Commercial Field
- Location: Albany Avenue Brooklyn, New York 11225
- Coordinates: 40°39′45″N 73°56′27″W﻿ / ﻿40.66250°N 73.94083°W
- Surface: Natural grass (1906–2006) Artificial turf (2006–present)

Construction
- Opened: 1906

Tenants
- Commercial High School (1906–1940) New York Brickley Giants (APFA) (1921) Brooklyn Lions (AFL I) (1926)

= Commercial Field =

Athletic field in Brooklyn, New York

Commercial Field is an athletic field located in the Wingate neighborhood of Brooklyn. It was home to the Commercial High School soccer, football, and baseball teams from around 1906. Other schools, such as Boys High, also called Commercial Field their home from time to time, as did local teams in the American Soccer League in the 1930s. The field was also the home field of the short-lived New York Brickley Giants, of the early National Football League, who played two games there during their 1921 season.
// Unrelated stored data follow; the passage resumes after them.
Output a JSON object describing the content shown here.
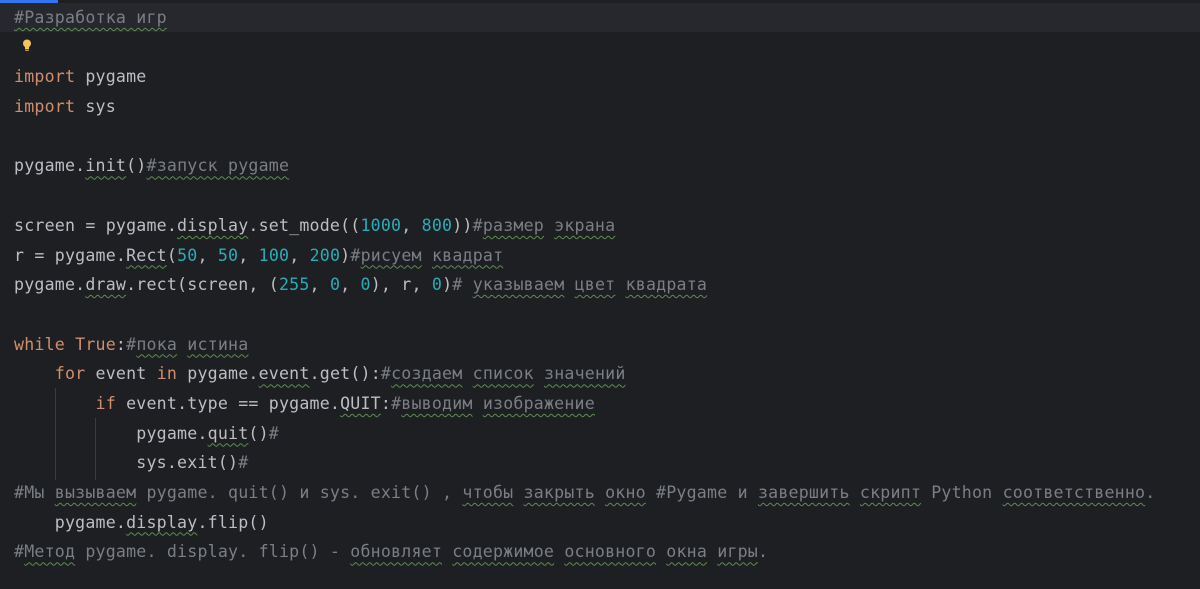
{
  "editor": {
    "accent_color": "#3574f0",
    "bulb_icon": "lightbulb-icon",
    "lines": {
      "l1": "#Разработка игр",
      "l3": {
        "kw": "import",
        "name": " pygame"
      },
      "l4": {
        "kw": "import",
        "name": " sys"
      },
      "l6": {
        "a": "pygame.",
        "fn": "init",
        "b": "()",
        "c": "#запуск pygame"
      },
      "l8": {
        "a": "screen = pygame.",
        "m": "display",
        "b": ".set_mode((",
        "n1": "1000",
        "s1": ", ",
        "n2": "800",
        "e": "))",
        "c1": "#",
        "c2": "размер",
        "c3": " ",
        "c4": "экрана"
      },
      "l9": {
        "a": "r = pygame.",
        "m": "Rect",
        "b": "(",
        "n1": "50",
        "s1": ", ",
        "n2": "50",
        "s2": ", ",
        "n3": "100",
        "s3": ", ",
        "n4": "200",
        "e": ")",
        "c1": "#",
        "c2": "рисуем",
        "c3": " ",
        "c4": "квадрат"
      },
      "l10": {
        "a": "pygame.",
        "m": "draw",
        "b": ".rect(screen, (",
        "n1": "255",
        "s1": ", ",
        "n2": "0",
        "s2": ", ",
        "n3": "0",
        "s3": "), r, ",
        "n4": "0",
        "e": ")",
        "c1": "# ",
        "c2": "указываем",
        "c3": " ",
        "c4": "цвет",
        "c5": " ",
        "c6": "квадрата"
      },
      "l12": {
        "kw": "while",
        "sp": " ",
        "tr": "True",
        "col": ":",
        "c1": "#",
        "c2": "пока",
        "c3": " ",
        "c4": "истина"
      },
      "l13": {
        "kw1": "for",
        "a": " event ",
        "kw2": "in",
        "b": " pygame.",
        "m": "event",
        "d": ".get():",
        "c1": "#",
        "c2": "создаем",
        "c3": " ",
        "c4": "список",
        "c5": " ",
        "c6": "значений"
      },
      "l14": {
        "kw": "if",
        "a": " event.type == pygame.",
        "m": "QUIT",
        "col": ":",
        "c1": "#",
        "c2": "выводим",
        "c3": " ",
        "c4": "изображение"
      },
      "l15": {
        "a": "pygame.",
        "m": "quit",
        "b": "()",
        "c": "#"
      },
      "l16": {
        "a": "sys.exit()",
        "c": "#"
      },
      "l17": {
        "p1": "#Мы ",
        "w1": "вызываем",
        "p2": " pygame. quit() и sys. exit() , ",
        "w2": "чтобы",
        "p3": " ",
        "w3": "закрыть",
        "p4": " ",
        "w4": "окно",
        "p5": " #Pygame и ",
        "w5": "завершить",
        "p6": " ",
        "w6": "скрипт",
        "p7": " Python ",
        "w7": "соответственно",
        "p8": "."
      },
      "l18": {
        "a": "pygame.",
        "m": "display",
        "b": ".flip()"
      },
      "l19": {
        "p1": "#",
        "w1": "Метод",
        "p2": " pygame. display. flip() - ",
        "w2": "обновляет",
        "p3": " ",
        "w3": "содержимое",
        "p4": " ",
        "w4": "основного",
        "p5": " ",
        "w5": "окна",
        "p6": " ",
        "w6": "игры",
        "p7": "."
      }
    }
  }
}
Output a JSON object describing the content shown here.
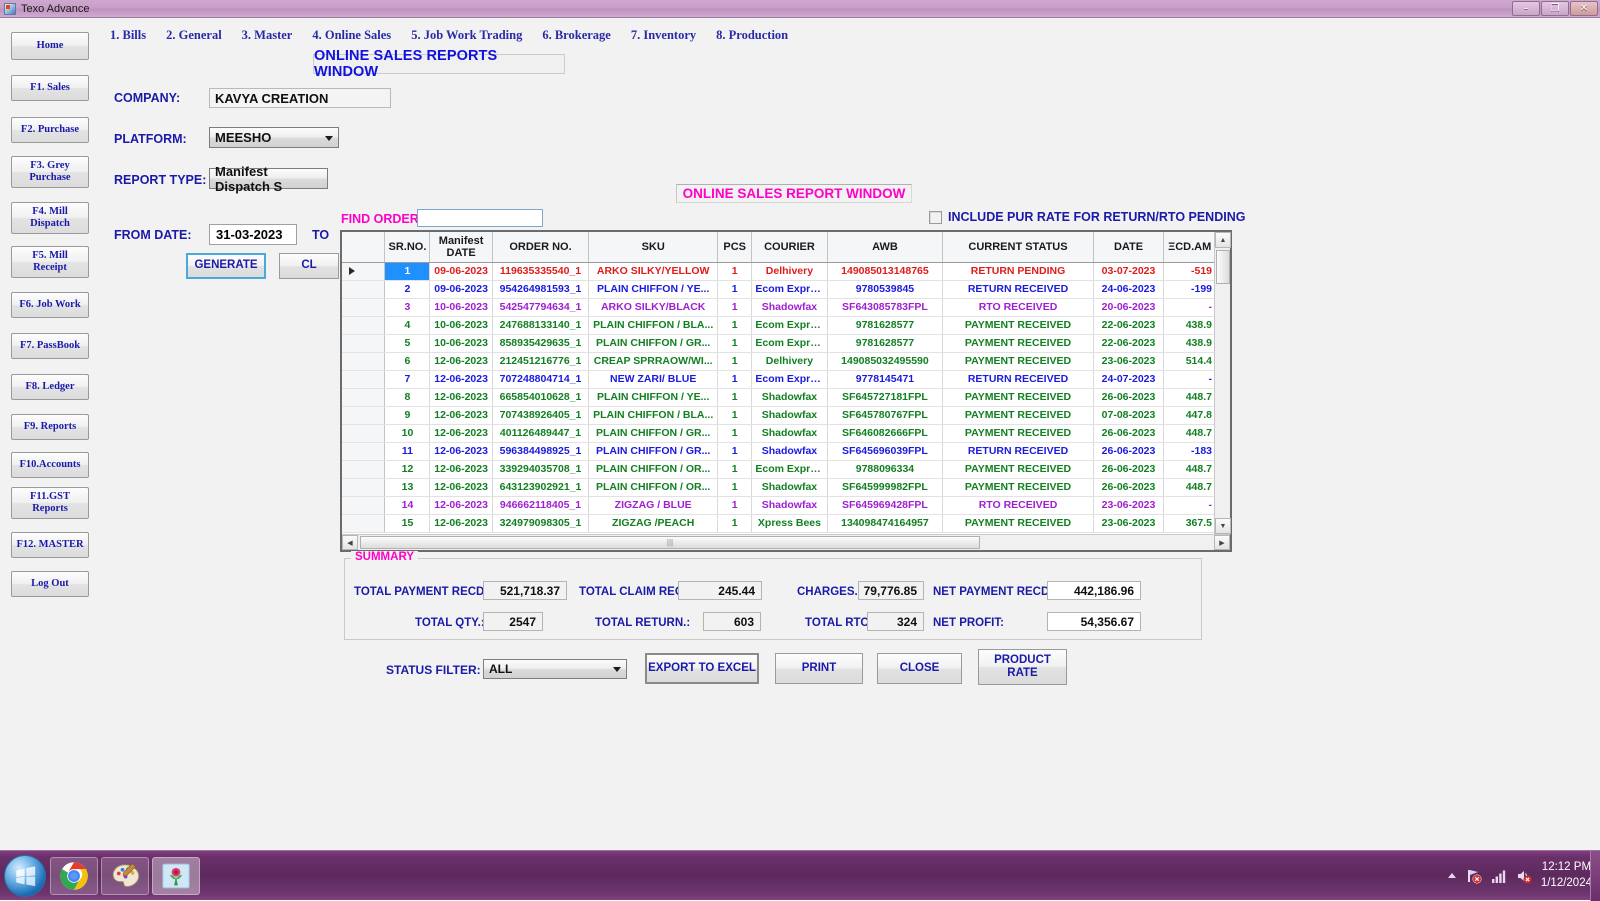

In 1926, the Brooklyn Horsemen of the first American Football League used the stadium as their home field.

== History ==
The lot was acquired by the New York Parks Department in 1940, and the field survives today as a multi-sport facility called Hamilton-Metz Field named after US Representative and New York City Comptroller Herman A. Metz and US Founding Father Alexander Hamilton.

In 1929, a visiting Bermudan cricket team played several matches at Commercial Field, defeating the All-New York and All-Brooklyn teams. The Bermudans returned for more tours during the 1930s. In 2006, a $1.57 million restoration was completed, with the field relaid in artificial turf. Neighborhood residents often refer to the field by yet another name, Lefferts Park.